Other contributing factors may include comorbid conditions such as diabetes mellitus and immunocompromised status.

Symptoms

Symptoms may include:

·        Pain at the injection site

·        Swelling

·        Redness

·        Fever

·        Pus discharge

·        Difficulty in walking, especially in cases of gluteal abscess

Diagnosis

Diagnosis of an injection abscess can often be made through detailed history-taking and clinical examination by an experienced doctor. However, definitive diagnosis may require investigations such as:

·        Complete blood count (CBC)

·        Ultrasonography

·        Pus culture and sensitivity testing

Management

Conservative Management

A small, early abscess may respond to:

·        Antibiotics

·        NSAIDs

·        Cold compresses

Surgical Management

A large abscess may require:

·        Incision and drainage

·        Antibiotics

·        Regular dressings

Possible Complications

If not treated promptly, an injection abscess may lead to:

·        Cellulitis

·        Muscle damage

·        Sepsis

·        Scarring

·        Sinus formation

Case Presentation

A 43-year-old male presented to the OPD with complaints of pain and swelling in the right buttock for 4–5 days, associated with difficulty in walking, fever, and chills. On detailed history-taking, the patient reported receiving an intramuscular injection in the right buttock a few months earlier. He also gave a history of recurrent episodes of pain and swelling in the same region, which temporarily resolved with antibiotics and NSAIDs.

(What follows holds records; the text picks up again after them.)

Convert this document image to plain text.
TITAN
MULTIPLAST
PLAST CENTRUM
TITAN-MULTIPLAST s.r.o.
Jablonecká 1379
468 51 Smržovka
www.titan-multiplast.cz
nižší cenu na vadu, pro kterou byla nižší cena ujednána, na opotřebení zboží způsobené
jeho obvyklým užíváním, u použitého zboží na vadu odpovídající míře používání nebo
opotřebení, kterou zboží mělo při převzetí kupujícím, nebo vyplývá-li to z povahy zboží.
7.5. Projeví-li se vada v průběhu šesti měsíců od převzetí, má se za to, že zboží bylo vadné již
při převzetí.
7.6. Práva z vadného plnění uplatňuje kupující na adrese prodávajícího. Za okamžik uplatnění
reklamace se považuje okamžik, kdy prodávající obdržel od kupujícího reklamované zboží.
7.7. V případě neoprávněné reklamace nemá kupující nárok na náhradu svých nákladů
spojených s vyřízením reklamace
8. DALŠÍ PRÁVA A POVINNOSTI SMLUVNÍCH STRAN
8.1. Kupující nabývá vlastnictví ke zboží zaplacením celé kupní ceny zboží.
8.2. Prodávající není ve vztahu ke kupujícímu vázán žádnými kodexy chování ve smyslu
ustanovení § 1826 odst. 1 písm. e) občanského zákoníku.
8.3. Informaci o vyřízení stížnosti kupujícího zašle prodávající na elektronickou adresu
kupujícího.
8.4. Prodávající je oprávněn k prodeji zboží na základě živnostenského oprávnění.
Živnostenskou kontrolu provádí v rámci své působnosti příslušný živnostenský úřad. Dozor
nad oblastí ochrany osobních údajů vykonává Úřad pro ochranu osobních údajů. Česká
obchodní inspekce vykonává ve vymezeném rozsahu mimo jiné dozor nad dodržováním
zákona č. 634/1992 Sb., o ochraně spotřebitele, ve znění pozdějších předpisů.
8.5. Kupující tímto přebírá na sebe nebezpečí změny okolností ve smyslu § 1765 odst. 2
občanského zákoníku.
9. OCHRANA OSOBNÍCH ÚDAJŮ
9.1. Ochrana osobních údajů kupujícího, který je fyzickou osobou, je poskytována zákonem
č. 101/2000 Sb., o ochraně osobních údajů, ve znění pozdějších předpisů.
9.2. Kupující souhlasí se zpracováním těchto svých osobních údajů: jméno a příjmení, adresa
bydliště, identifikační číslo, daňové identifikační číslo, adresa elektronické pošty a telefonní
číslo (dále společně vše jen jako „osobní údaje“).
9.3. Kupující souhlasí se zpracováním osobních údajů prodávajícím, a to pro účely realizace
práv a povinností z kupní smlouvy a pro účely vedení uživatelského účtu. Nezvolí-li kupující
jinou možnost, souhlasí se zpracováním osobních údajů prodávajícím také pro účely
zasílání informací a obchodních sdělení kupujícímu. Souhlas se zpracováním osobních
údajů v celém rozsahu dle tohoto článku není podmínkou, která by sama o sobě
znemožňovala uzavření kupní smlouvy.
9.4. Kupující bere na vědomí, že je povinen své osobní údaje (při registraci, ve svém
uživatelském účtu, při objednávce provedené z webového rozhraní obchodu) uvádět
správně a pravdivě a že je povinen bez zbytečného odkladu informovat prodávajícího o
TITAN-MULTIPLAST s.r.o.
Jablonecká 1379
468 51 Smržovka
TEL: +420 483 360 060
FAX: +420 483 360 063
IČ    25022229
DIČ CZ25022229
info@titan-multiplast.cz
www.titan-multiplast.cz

Image 1. Large swollen injection abscess over the right gluteal region showing redness, skin tension, and localized inflammation before incision and drainage.
Image 1. Large swollen injection abscess over the right gluteal region showing redness, skin tension, and localized inflammation before incision and drainage.

Examination

The patient was conscious, alert, and febrile at the time of examination. Vital signs were grossly normal. Local examination of the gluteal region revealed a tender, fluctuant swelling.

On complete blood count examination, leucocytosis with neutrophilic predominance was observed. Ultrasonography was not performed, as the diagnosis was clinically evident based on detailed history and examination findings.

Management

Surgical incision and drainage were performed as an OPD-based procedure. A pus sample was collected for culture and sensitivity testing. The patient was discharged with oral empirical antibiotics and NSAIDs and was advised daily antiseptic dressings.

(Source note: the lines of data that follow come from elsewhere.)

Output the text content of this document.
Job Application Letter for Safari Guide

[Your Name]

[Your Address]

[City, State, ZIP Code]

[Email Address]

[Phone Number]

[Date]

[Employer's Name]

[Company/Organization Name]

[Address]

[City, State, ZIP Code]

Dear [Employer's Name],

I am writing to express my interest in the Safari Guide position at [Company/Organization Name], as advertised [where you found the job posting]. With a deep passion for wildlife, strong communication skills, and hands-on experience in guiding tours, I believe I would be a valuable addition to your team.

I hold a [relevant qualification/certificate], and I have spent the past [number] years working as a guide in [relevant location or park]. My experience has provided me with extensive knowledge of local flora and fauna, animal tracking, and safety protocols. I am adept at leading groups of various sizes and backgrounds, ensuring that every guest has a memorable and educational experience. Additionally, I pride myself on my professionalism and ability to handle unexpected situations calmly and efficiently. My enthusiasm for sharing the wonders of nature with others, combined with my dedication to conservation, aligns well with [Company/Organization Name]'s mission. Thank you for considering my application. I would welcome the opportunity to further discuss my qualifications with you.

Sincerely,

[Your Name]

Image 2. Open gluteal injection abscess cavity during surgical incision and drainage procedure after evacuation of pus.
Image 2. Open gluteal injection abscess cavity during surgical incision and drainage procedure after evacuation of pus.

Pus culture and sensitivity testing showed growth of Pseudomonas after 48 hours of incubation at 37°C, with a colony count of 10⁴ CFU/mL. The organism was found to be sensitive to the empirically prescribed antibiotics.

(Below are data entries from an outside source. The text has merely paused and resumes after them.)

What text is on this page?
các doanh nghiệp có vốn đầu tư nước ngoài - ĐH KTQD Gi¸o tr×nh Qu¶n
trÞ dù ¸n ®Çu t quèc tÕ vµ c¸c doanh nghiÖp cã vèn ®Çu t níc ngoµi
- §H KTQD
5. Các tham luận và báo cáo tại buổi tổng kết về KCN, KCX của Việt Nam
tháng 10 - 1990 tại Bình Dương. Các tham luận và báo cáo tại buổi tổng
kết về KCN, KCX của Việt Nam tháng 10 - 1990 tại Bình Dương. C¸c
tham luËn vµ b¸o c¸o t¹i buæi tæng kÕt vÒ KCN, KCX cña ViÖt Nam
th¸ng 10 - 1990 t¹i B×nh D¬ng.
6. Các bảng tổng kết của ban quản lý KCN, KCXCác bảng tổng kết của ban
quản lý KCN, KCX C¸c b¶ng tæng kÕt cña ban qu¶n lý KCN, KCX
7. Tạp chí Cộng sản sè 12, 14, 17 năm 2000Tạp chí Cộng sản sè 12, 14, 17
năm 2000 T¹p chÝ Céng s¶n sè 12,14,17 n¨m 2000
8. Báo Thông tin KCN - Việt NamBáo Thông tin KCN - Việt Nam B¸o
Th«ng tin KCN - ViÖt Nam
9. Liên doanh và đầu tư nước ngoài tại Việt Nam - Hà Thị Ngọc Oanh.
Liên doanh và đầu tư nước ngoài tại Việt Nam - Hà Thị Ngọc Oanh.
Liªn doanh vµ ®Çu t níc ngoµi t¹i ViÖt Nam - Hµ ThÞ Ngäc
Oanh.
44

Image 3. Post-drainage injection abscess wound showing healthy granulation tissue and early healing after regular antiseptic dressings.
Image 3. Post-drainage injection abscess wound showing healthy granulation tissue and early healing after regular antiseptic dressings.
Image 4. Pus culture and sensitivity report showing growth of Pseudomonas species from an injection abscess sample.
Image 4. Pus culture and sensitivity report showing growth of Pseudomonas species from an injection abscess sample.

Conclusion

Injection abscesses are preventable complications commonly associated with unsafe injection practices, improper injection techniques, and poor aseptic precautions. Early recognition and timely management are essential to prevent complications such as cellulitis, sepsis, and sinus formation. This case highlights that proper clinical examination and prompt surgical intervention in the form of incision and drainage, combined with appropriate antibiotic therapy, can lead to successful outcomes even in an OPD setting. The case also emphasizes the importance of safe injection practices, adequate needle selection, and strict sterilization protocols to reduce the burden of injection-related complications.